Das Bundesverwaltungsgericht weist in drei Beschlüssen die Beschwerden gegen die Nichtzulassung der Revision zurück. Damit werden die OVG-Urteile zur AfD als Verdachtsfall, zur damaligen Jugendorganisation und zum ehemaligen „Flügel“ rechtskräftig. Dies entscheidet nicht über die separate Hochstufung von 2025.

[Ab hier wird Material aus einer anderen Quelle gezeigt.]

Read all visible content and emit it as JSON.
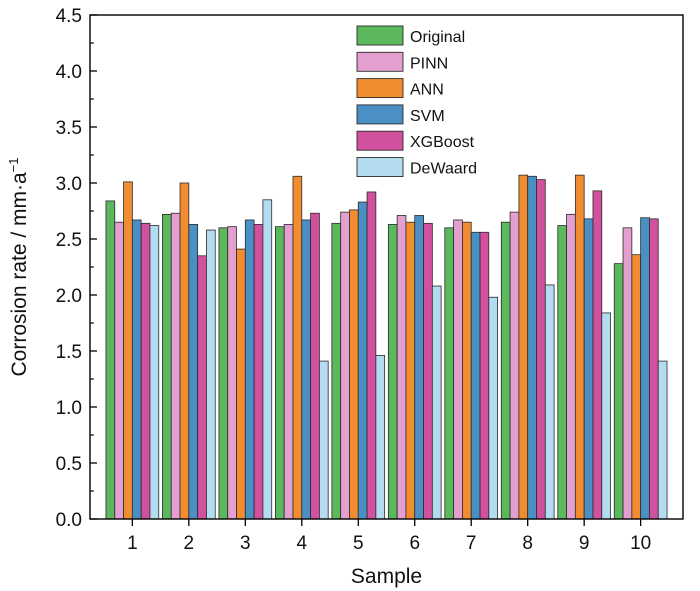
{
  "chart_data": {
    "type": "bar",
    "xlabel": "Sample",
    "ylabel": {
      "main": "Corrosion rate / mm·a",
      "superscript": "−1"
    },
    "ylim": [
      0,
      4.5
    ],
    "yticks": [
      "0.0",
      "0.5",
      "1.0",
      "1.5",
      "2.0",
      "2.5",
      "3.0",
      "3.5",
      "4.0",
      "4.5"
    ],
    "categories": [
      "1",
      "2",
      "3",
      "4",
      "5",
      "6",
      "7",
      "8",
      "9",
      "10"
    ],
    "legend_position": "top-right",
    "series": [
      {
        "name": "Original",
        "color": "#5cb85c",
        "values": [
          2.84,
          2.72,
          2.6,
          2.61,
          2.64,
          2.63,
          2.6,
          2.65,
          2.62,
          2.28
        ]
      },
      {
        "name": "PINN",
        "color": "#e39fd0",
        "values": [
          2.65,
          2.73,
          2.61,
          2.63,
          2.74,
          2.71,
          2.67,
          2.74,
          2.72,
          2.6
        ]
      },
      {
        "name": "ANN",
        "color": "#f28c30",
        "values": [
          3.01,
          3.0,
          2.41,
          3.06,
          2.76,
          2.65,
          2.65,
          3.07,
          3.07,
          2.36
        ]
      },
      {
        "name": "SVM",
        "color": "#4a90c4",
        "values": [
          2.67,
          2.63,
          2.67,
          2.67,
          2.83,
          2.71,
          2.56,
          3.06,
          2.68,
          2.69
        ]
      },
      {
        "name": "XGBoost",
        "color": "#d2519e",
        "values": [
          2.64,
          2.35,
          2.63,
          2.73,
          2.92,
          2.64,
          2.56,
          3.03,
          2.93,
          2.68
        ]
      },
      {
        "name": "DeWaard",
        "color": "#b3dcf0",
        "values": [
          2.62,
          2.58,
          2.85,
          1.41,
          1.46,
          2.08,
          1.98,
          2.09,
          1.84,
          1.41
        ]
      }
    ]
  }
}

Bundesverwaltungsgericht: Beschlüsse 6 B 21.24, 6 B 22.24 und 6 B 23.24 höchstrichterliche Quelle; Pressemitteilung vom 22. Juli 2025

BGH bestätigt zwei Verurteilungen Björn Höckes

Der Bundesgerichtshof verwirft in zwei Beschlüssen die Revisionen des Thüringer AfD-Fraktionsvorsitzenden. Damit sind zwei Geldstrafen wegen Verwendens von Kennzeichen verfassungswidriger Organisationen rechtskräftig. Die Verfahren betreffen die Verwendung beziehungsweise die vom Publikum vervollständigte Verwendung der SA-Parole „Alles für Deutschland“ in Merseburg 2021 und Gera 2023. Die Entscheidungen sind keine allgemeine gerichtliche Einstufung Höckes oder der AfD.

BGH: Pressemitteilung 168/2025 amtliche Zusammenfassung vom 11. September 2025 · 3 StR 484/24 · 3 StR 519/24 amtliche Beschlüsse

VG Köln untersagt Hochstufung vorläufig

Bis zum Abschluss des erstinstanzlichen Hauptsacheverfahrens darf das BfV die Gesamtpartei nicht als gesichert rechtsextremistische Bestrebung einstufen, behandeln oder öffentlich so bezeichnen. Der starke Verdacht und die rechtskräftige Verdachtsfalleinstufung bleiben davon unberührt.

VG Köln: Eilbeschluss 13 L 1109/25 vorläufige gerichtliche Entscheidung

Chronologie vertiefen

Aktualisierung: Laufende Gerichts- oder Behördenverfahren werden erst als neue Station ergänzt, wenn eine offizielle Mitteilung oder Entscheidung vorliegt. Wird ein vorläufiger Stand später geändert, muss der ältere Eintrag mit Verfahrensstatus erhalten und durch die neue Station ergänzt werden.